In the case of the ability to convert speech to text, Kdenlive uses two tools from the
arsenal of the repository of the Python Package Index.
Vosk is an open source and offline speech recognition toolkitn. It offers speech
recognition models for 17 languages and dialects: English, Indian English, German,
French, Spanish, Portuguese, Chinese, Russian, Turkish, Vietnamese, Italian, Dutch,
Catalan, Arabic, Greek, Farsi, and Filipino.

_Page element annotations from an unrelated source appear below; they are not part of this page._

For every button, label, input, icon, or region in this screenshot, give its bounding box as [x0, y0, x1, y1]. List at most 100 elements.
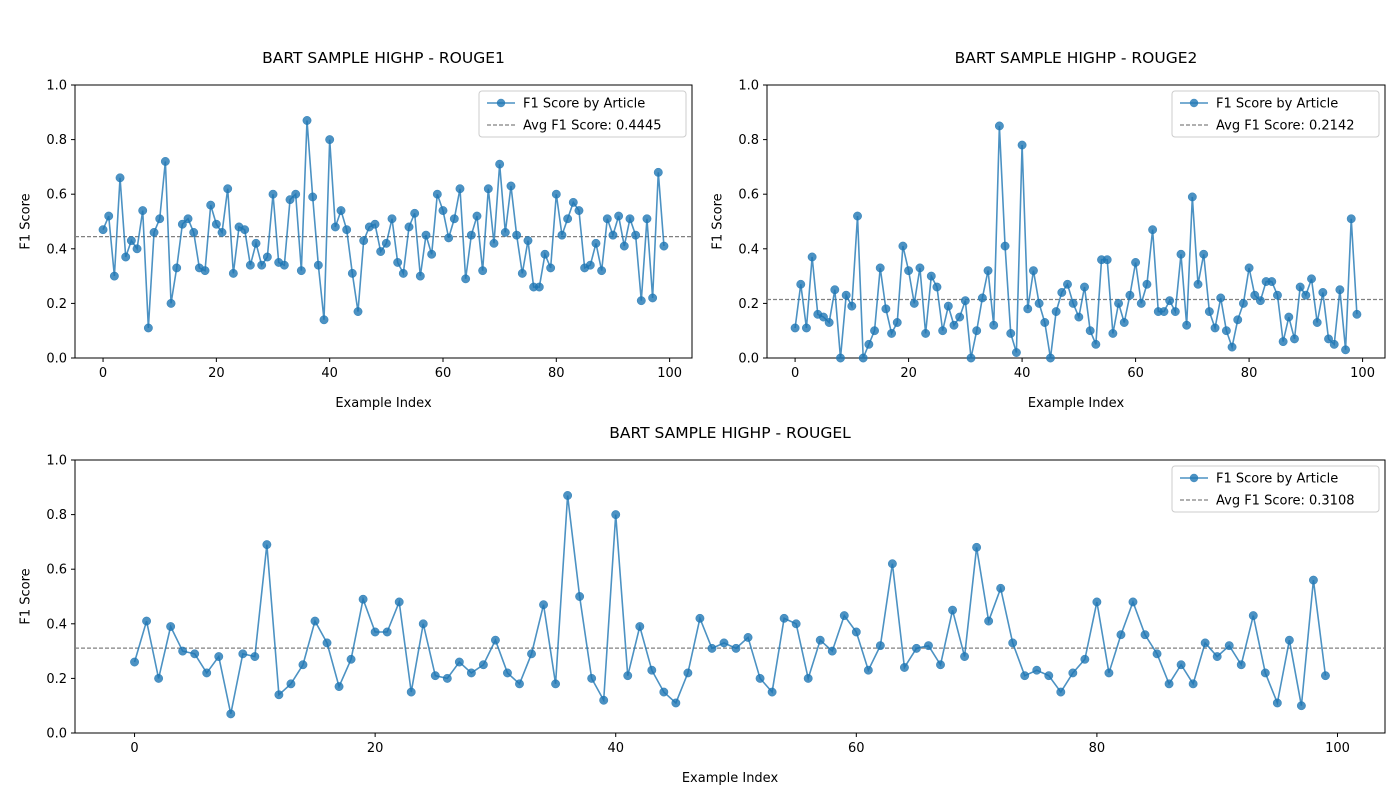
data-point: [851, 627, 861, 637]
data-point: [512, 230, 522, 240]
data-point: [955, 312, 965, 322]
data-point: [1329, 339, 1339, 349]
data-point: [887, 328, 897, 338]
data-point: [160, 156, 170, 166]
data-point: [104, 211, 114, 221]
data-point: [1296, 701, 1306, 711]
data-point: [671, 698, 681, 708]
data-point: [1063, 279, 1072, 289]
data-point: [936, 660, 945, 670]
data-point: [1318, 288, 1328, 297]
data-point: [1308, 575, 1318, 585]
data-point: [1346, 214, 1356, 224]
data-point: [585, 260, 595, 270]
data-point: [1128, 597, 1138, 607]
y-tick-label: 0.0: [46, 727, 67, 742]
data-point: [109, 271, 119, 281]
data-point: [130, 657, 139, 667]
x-tick-label: 20: [900, 366, 917, 381]
x-tick-label: 100: [657, 366, 682, 381]
data-point: [132, 244, 142, 254]
x-tick-label: 60: [1127, 366, 1144, 381]
data-point: [523, 236, 533, 246]
data-point: [960, 296, 970, 306]
y-tick-label: 0.8: [738, 133, 759, 148]
data-point: [875, 641, 885, 651]
data-point: [847, 301, 857, 311]
series-line: [102, 120, 665, 329]
data-point: [527, 649, 536, 659]
series-line: [794, 125, 1358, 359]
legend: F1 Score by Article Avg F1 Score: 0.3108: [1171, 465, 1380, 513]
data-point: [291, 189, 301, 199]
legend: F1 Score by Article Avg F1 Score: 0.4445: [478, 90, 687, 138]
data-point: [1006, 328, 1016, 338]
data-point: [892, 318, 902, 327]
legend-box: [1171, 90, 1380, 138]
data-point: [1187, 192, 1197, 202]
data-point: [1200, 638, 1210, 648]
data-point: [1210, 323, 1220, 333]
data-point: [1255, 296, 1265, 306]
data-point: [563, 214, 573, 224]
data-point: [1125, 290, 1135, 300]
data-point: [126, 236, 136, 246]
data-point: [839, 611, 849, 621]
data-point: [381, 238, 391, 248]
data-point: [1148, 225, 1158, 235]
data-point: [801, 323, 811, 333]
data-point: [1142, 279, 1152, 289]
data-point: [1176, 249, 1186, 259]
data-point: [731, 643, 741, 653]
legend-label-series: F1 Score by Article: [1216, 97, 1338, 112]
data-point: [308, 192, 318, 202]
data-point: [211, 219, 221, 229]
data-point: [1260, 668, 1270, 678]
data-point: [587, 673, 597, 683]
data-point: [442, 673, 452, 683]
data-point: [1044, 671, 1054, 681]
data-point: [438, 206, 448, 216]
data-point: [478, 660, 488, 670]
data-point: [334, 682, 344, 692]
data-point: [1170, 307, 1180, 317]
series-line: [133, 495, 1327, 715]
data-point: [1032, 665, 1042, 675]
data-point: [743, 633, 753, 642]
data-point: [683, 668, 693, 678]
data-point: [177, 219, 187, 229]
data-point: [1017, 140, 1027, 150]
x-tick-label: 100: [1325, 741, 1350, 756]
data-point: [455, 184, 465, 194]
x-tick-label: 60: [848, 741, 865, 756]
data-point: [836, 353, 845, 363]
data-point: [1224, 641, 1234, 651]
data-point: [1011, 348, 1021, 357]
data-point: [949, 320, 959, 330]
data-point: [568, 197, 578, 207]
data-point: [1119, 318, 1129, 327]
data-point: [370, 627, 380, 637]
data-point: [659, 241, 669, 251]
data-point: [298, 660, 308, 670]
x-tick-label: 80: [548, 366, 565, 381]
x-axis-label: Example Index: [1028, 396, 1125, 411]
data-point: [178, 646, 188, 656]
x-axis-label: Example Index: [335, 396, 432, 411]
data-point: [121, 252, 131, 262]
data-point: [791, 619, 801, 629]
data-point: [1290, 334, 1299, 344]
data-point: [1188, 679, 1198, 689]
data-point: [540, 249, 550, 259]
data-point: [98, 225, 108, 235]
x-tick-label: 80: [1241, 366, 1258, 381]
y-tick-label: 1.0: [46, 79, 67, 94]
x-tick-label: 60: [435, 366, 452, 381]
data-point: [875, 263, 885, 273]
data-point: [444, 233, 454, 243]
data-point: [143, 323, 153, 333]
data-point: [966, 353, 976, 363]
chart-3: BART SAMPLE HIGHP - ROUGEL 0.0 0.2 0.4 0.6 0.…: [19, 424, 1386, 786]
data-point: [166, 298, 176, 308]
data-point: [257, 260, 267, 270]
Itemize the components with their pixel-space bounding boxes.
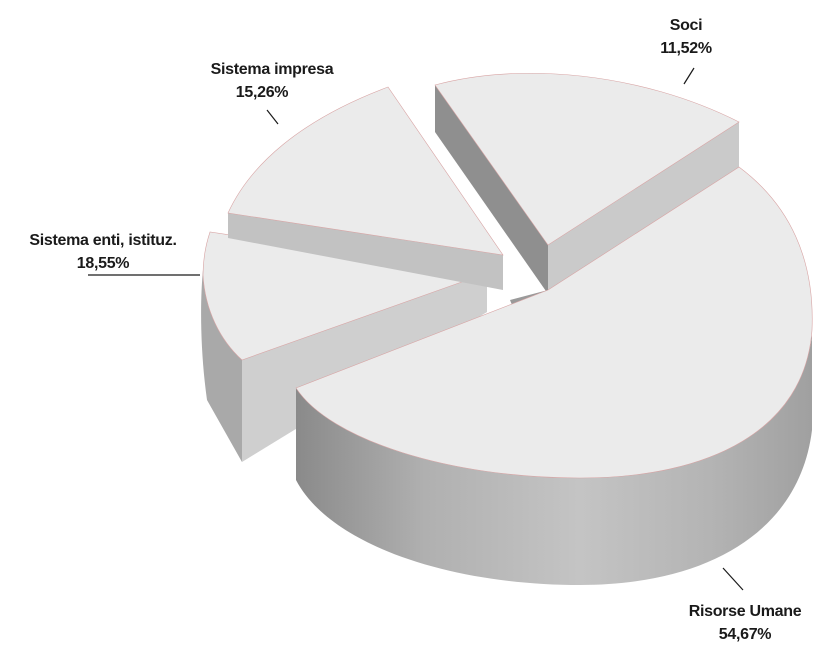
label-soci-name: Soci <box>670 17 703 34</box>
slice-sistema-impresa-side <box>228 213 503 290</box>
slice-sistema-impresa-top <box>227 86 504 256</box>
leader-risorse-umane <box>722 567 744 591</box>
label-sistema-impresa-name: Sistema impresa <box>211 61 334 78</box>
slice-risorse-umane-side-bottom <box>296 335 812 585</box>
slice-sistema-impresa <box>227 86 504 290</box>
slice-soci-radial-face <box>435 85 548 294</box>
label-sistema-enti-name: Sistema enti, istituz. <box>29 232 176 249</box>
leader-sistema-impresa <box>266 109 279 125</box>
slice-sistema-enti-side <box>201 270 242 462</box>
slice-soci-top <box>434 72 740 246</box>
slice-risorse-umane-top <box>295 166 813 479</box>
label-sistema-enti-value: 18,55% <box>77 255 130 272</box>
label-sistema-impresa-value: 15,26% <box>236 84 289 101</box>
leader-soci <box>683 67 695 85</box>
label-risorse-umane-name: Risorse Umane <box>689 603 802 620</box>
slice-soci-back-side <box>548 122 739 294</box>
slice-risorse-umane <box>295 166 813 585</box>
label-risorse-umane-value: 54,67% <box>719 626 772 643</box>
slice-soci <box>434 72 740 294</box>
label-soci-value: 11,52% <box>660 40 712 57</box>
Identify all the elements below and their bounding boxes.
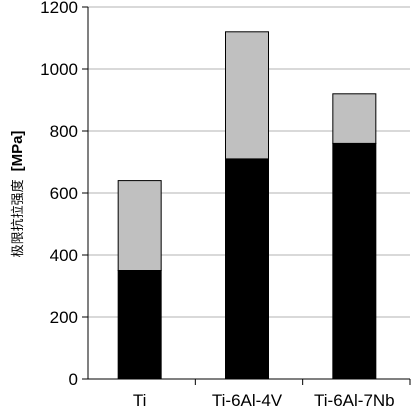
svg-text:极限抗拉强度 [MPa]: 极限抗拉强度 [MPa]: [9, 131, 26, 258]
y-tick-label: 1200: [40, 0, 78, 17]
y-tick-labels: 0 200 400 600 800 1000 1200: [40, 0, 88, 389]
bar-segment-lower: [117, 270, 162, 380]
bar-segment-upper: [332, 93, 377, 144]
y-tick-label: 800: [50, 122, 78, 141]
bars: [117, 31, 377, 380]
x-tick-label: Ti-6Al-4V: [212, 391, 283, 410]
y-tick-label: 0: [69, 370, 78, 389]
bar-segment-upper: [225, 31, 269, 160]
bar-segment-upper: [117, 180, 162, 272]
y-tick-label: 200: [50, 308, 78, 327]
y-axis-title-unit: [MPa]: [9, 131, 26, 172]
bar-segment-lower: [332, 142, 377, 380]
y-axis-title-text: 极限抗拉强度: [10, 179, 26, 257]
y-tick-label: 1000: [40, 60, 78, 79]
x-tick-label: Ti-6Al-7Nb: [314, 391, 395, 410]
y-axis-title: 极限抗拉强度 [MPa]: [9, 131, 26, 258]
bar-segment-lower: [225, 158, 269, 380]
x-tick-labels: Ti Ti-6Al-4V Ti-6Al-7Nb: [133, 379, 411, 410]
y-tick-label: 400: [50, 246, 78, 265]
y-tick-label: 600: [50, 184, 78, 203]
x-tick-label: Ti: [133, 391, 147, 410]
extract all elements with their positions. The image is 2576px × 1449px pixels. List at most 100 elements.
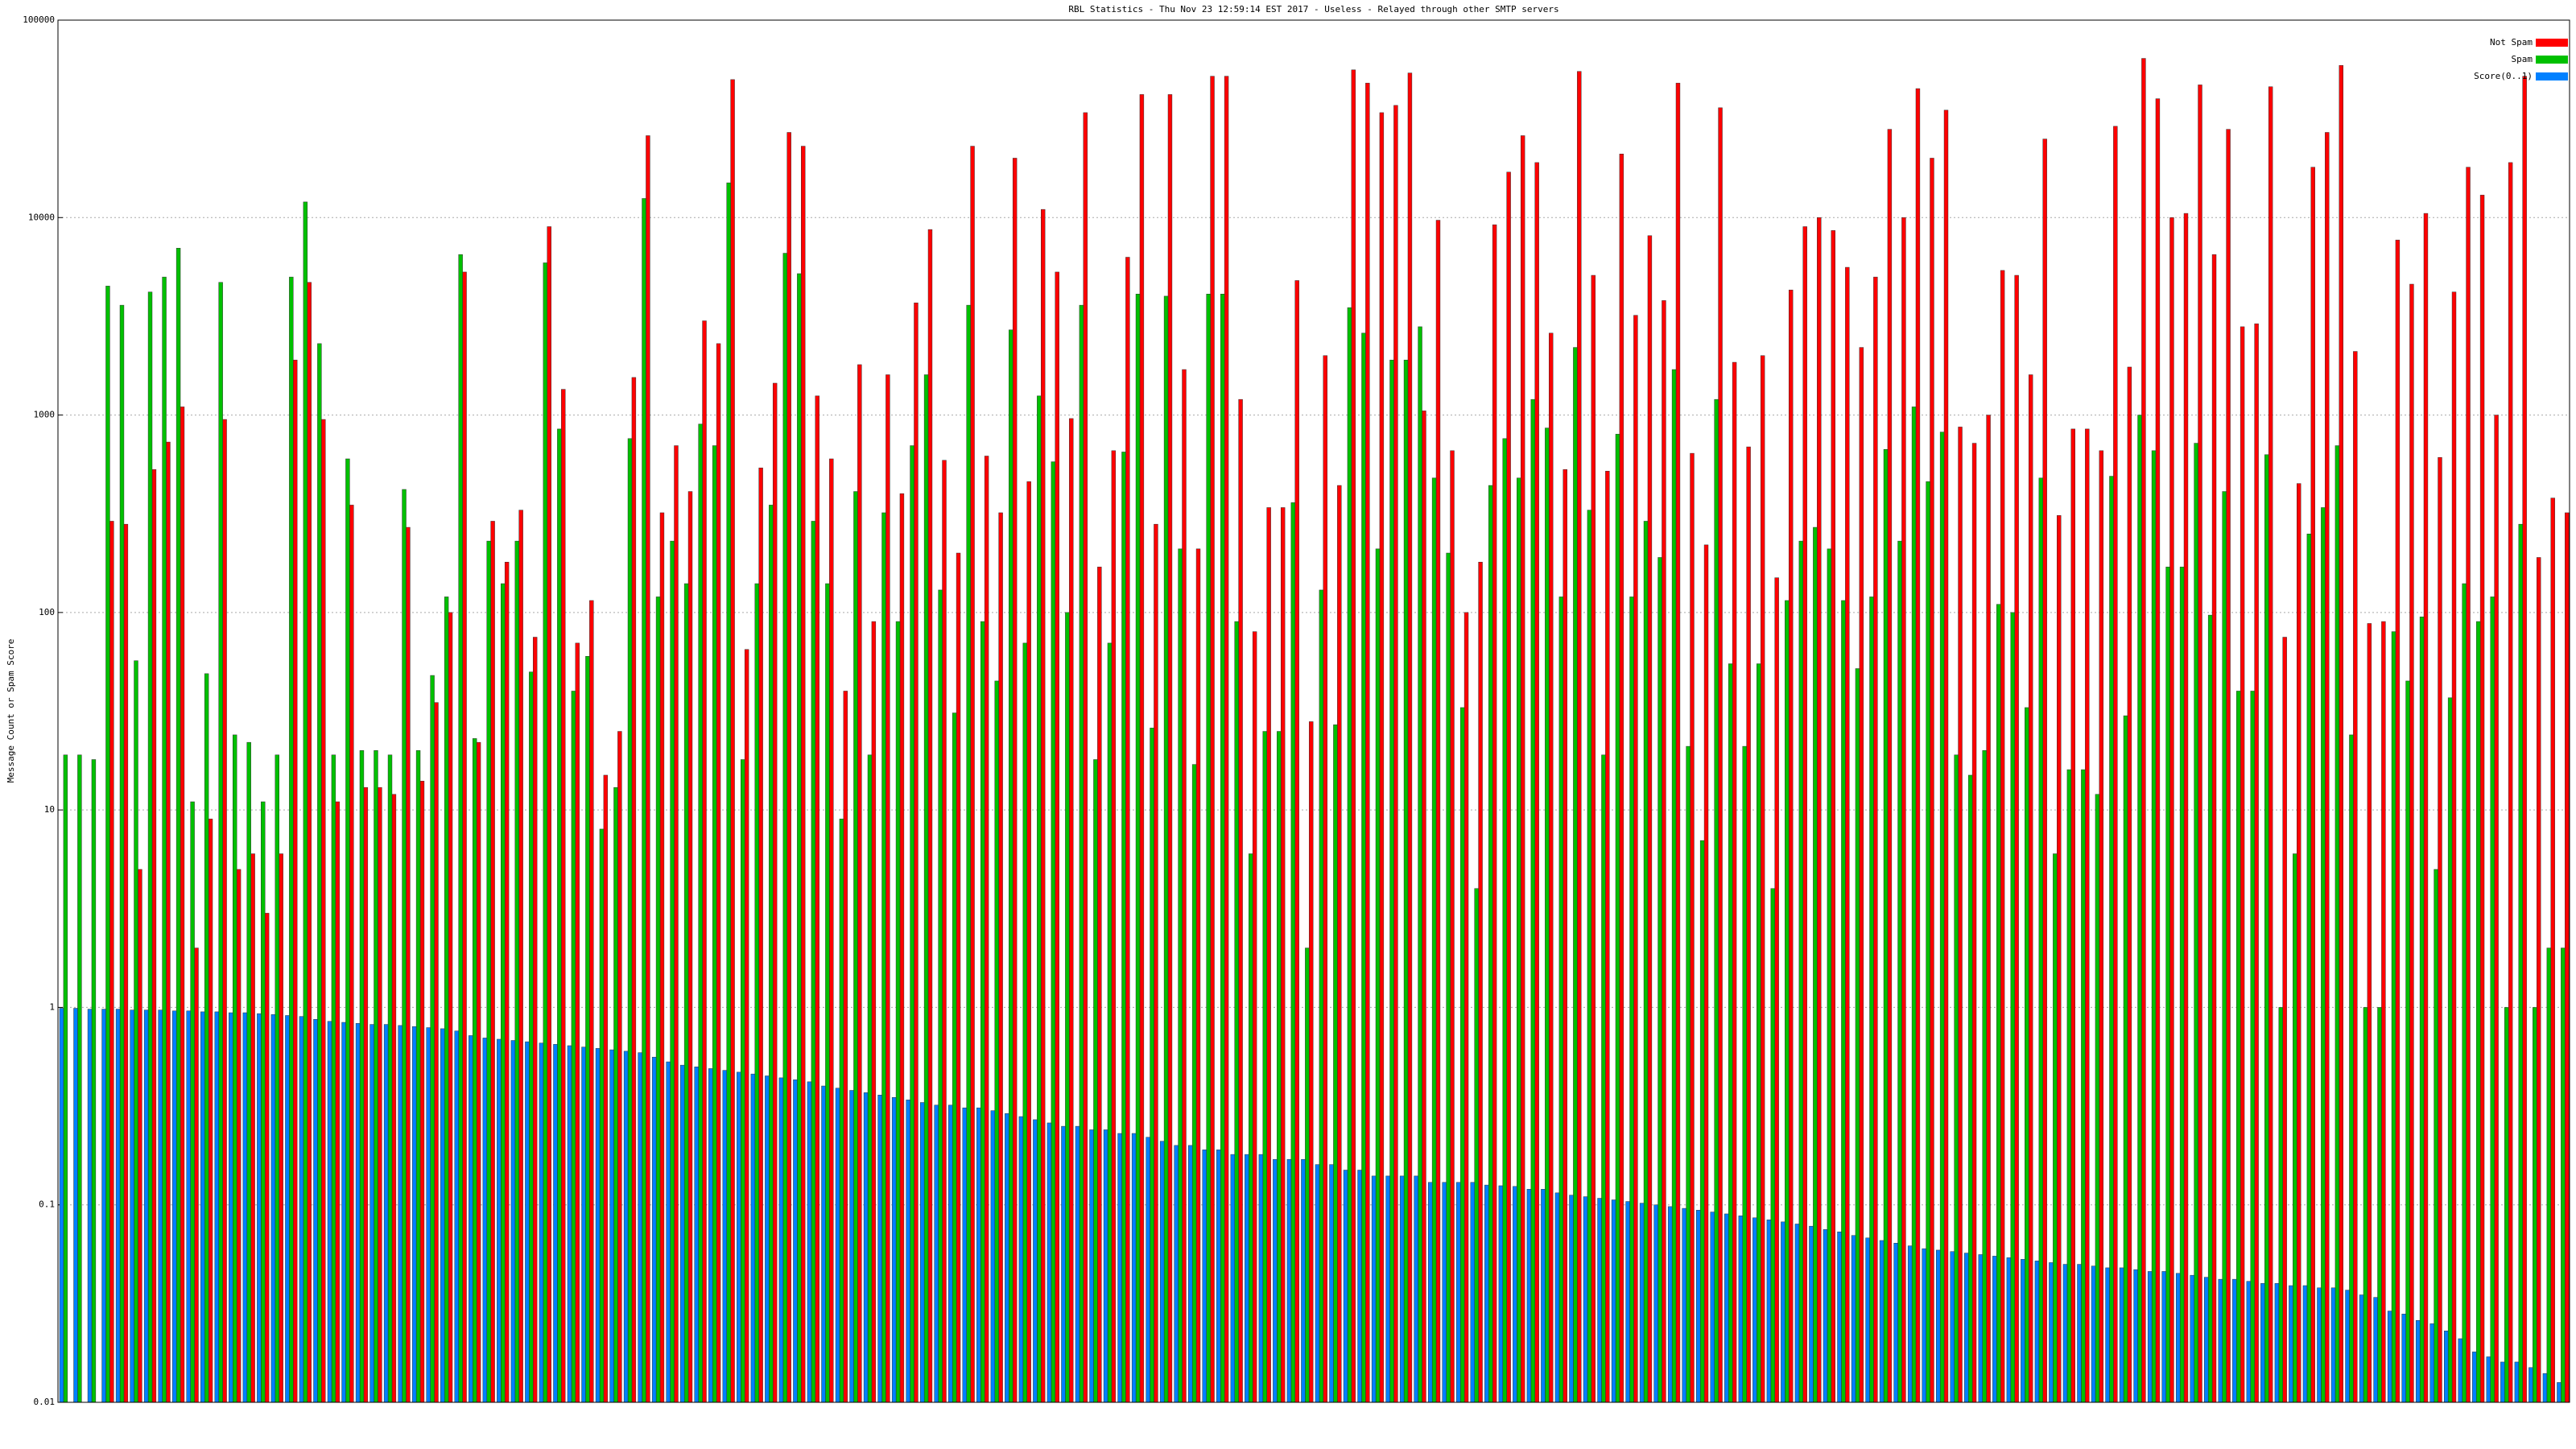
- bar: [712, 445, 717, 1403]
- bar: [1907, 1245, 1913, 1403]
- bar: [2466, 167, 2471, 1403]
- bar: [1893, 1243, 1898, 1403]
- bar: [1277, 731, 1282, 1403]
- bar: [1427, 1182, 1433, 1403]
- bar: [2151, 450, 2157, 1403]
- bar: [786, 132, 791, 1403]
- bar: [303, 201, 308, 1403]
- bar: [1399, 1175, 1405, 1403]
- bar: [1643, 521, 1649, 1403]
- bar: [2194, 443, 2198, 1403]
- bar: [631, 377, 637, 1403]
- bar: [261, 801, 266, 1403]
- bar: [698, 423, 703, 1403]
- bar: [2367, 623, 2372, 1403]
- bar: [2325, 132, 2330, 1403]
- bar: [843, 691, 848, 1403]
- bar: [2550, 497, 2555, 1403]
- bar: [2198, 85, 2202, 1403]
- bar: [1347, 307, 1352, 1403]
- bar: [1329, 1164, 1334, 1403]
- bar: [2317, 1287, 2322, 1403]
- bar: [1337, 485, 1342, 1403]
- bar: [1633, 315, 1638, 1403]
- bar: [938, 589, 943, 1403]
- bar: [2066, 769, 2072, 1403]
- bar: [411, 1026, 417, 1403]
- bar: [906, 1100, 910, 1403]
- bar: [547, 226, 551, 1403]
- bar: [1573, 347, 1578, 1403]
- bar: [1831, 230, 1835, 1403]
- bar: [2334, 445, 2340, 1403]
- bar: [744, 649, 749, 1403]
- bar: [543, 262, 548, 1403]
- bar: [956, 552, 961, 1403]
- bar: [642, 198, 646, 1403]
- bar: [1470, 1182, 1475, 1403]
- legend-label: Not Spam: [2490, 37, 2533, 47]
- bar: [440, 1028, 445, 1403]
- bar: [250, 853, 255, 1403]
- bar: [2070, 428, 2075, 1403]
- bar: [1569, 1195, 1574, 1403]
- bar: [595, 1048, 601, 1403]
- bar: [2529, 1367, 2533, 1403]
- bar: [130, 1009, 134, 1403]
- bar: [2105, 1267, 2110, 1403]
- y-tick-label: 100000: [23, 14, 55, 25]
- bar: [871, 621, 877, 1403]
- bar: [998, 512, 1003, 1403]
- bar: [2127, 366, 2132, 1403]
- bar: [87, 1009, 93, 1403]
- bar: [134, 660, 138, 1403]
- bar: [1502, 438, 1507, 1403]
- bar: [1107, 642, 1113, 1403]
- bar: [801, 146, 806, 1403]
- bar: [1657, 557, 1662, 1403]
- bar: [497, 1038, 502, 1403]
- bar: [472, 738, 477, 1403]
- bar: [171, 1010, 177, 1403]
- bar: [229, 1012, 233, 1403]
- bar: [962, 1107, 967, 1403]
- bar: [138, 869, 142, 1403]
- bar: [1541, 1189, 1546, 1403]
- bar: [1954, 754, 1959, 1403]
- bar: [702, 320, 707, 1403]
- bar: [2429, 1323, 2434, 1403]
- bar: [369, 1024, 374, 1403]
- bar: [147, 291, 153, 1403]
- bar: [2137, 415, 2142, 1403]
- bar: [1079, 304, 1084, 1403]
- bar: [1869, 597, 1874, 1403]
- bar: [2113, 126, 2118, 1403]
- bar: [1202, 1150, 1207, 1403]
- bar: [2264, 454, 2269, 1403]
- bar: [232, 734, 237, 1403]
- bar: [934, 1104, 939, 1403]
- bar: [293, 359, 298, 1403]
- bar: [994, 680, 999, 1403]
- bar: [289, 276, 294, 1403]
- bar: [1131, 1133, 1137, 1403]
- bar: [1220, 294, 1225, 1403]
- bar: [482, 1038, 488, 1403]
- bar: [1046, 1122, 1052, 1403]
- bar: [754, 583, 759, 1403]
- bar: [1139, 94, 1145, 1403]
- bar: [1996, 604, 2001, 1403]
- bar: [1442, 1182, 1447, 1403]
- bar: [194, 947, 199, 1403]
- bar: [327, 1021, 332, 1403]
- bar: [1097, 567, 1102, 1403]
- bar: [2119, 1267, 2124, 1403]
- bar: [1135, 294, 1141, 1403]
- bar: [976, 1107, 981, 1403]
- bar: [200, 1011, 205, 1403]
- bar: [1238, 398, 1243, 1403]
- bar: [1887, 129, 1893, 1403]
- bar: [2222, 491, 2227, 1403]
- bar: [2310, 167, 2315, 1403]
- bar: [2099, 450, 2104, 1403]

Kdenlive will check that you have these modules installed. PTo do this you need to
first install the python3-pip package on your distribution and then run the
commands:
Next, we have to install the voice models. For this we open Kdenlive and we are going
to Settings Configure Kdenlive Speech to Text.
To load the models you have two options: or download the models from this page
and load them manually (You must first check the Custom modem folders box) or
paste the link from the list that shows you that same page.
I compared Speech to tech to the free version of a cloud tool, and have seen self-
captioned videos from Youtube and paid course platforms. I have to say that it is not
perfect, but it is not worse than the mentioned alternatives. He has problems when
those who speak do not have good diction or do so over music or some other sound.
But, imagining the question they are asking me, yes, it can be used to subtitle a series or
movie. Although, due to the limitations indicated, they may have to be completed by
hand.
And, if the guys at Kdenlive put the batteries a bit and integrate a translation module,
the thing would be perfect.
There is something that could be improved. Today, if you want to change the
appearance of the subtitles, you will have to insert code. And, there is no way to
export them. You will only be able to see them embedded in the video.
But, as I said above, without a doubt the project is on the right track.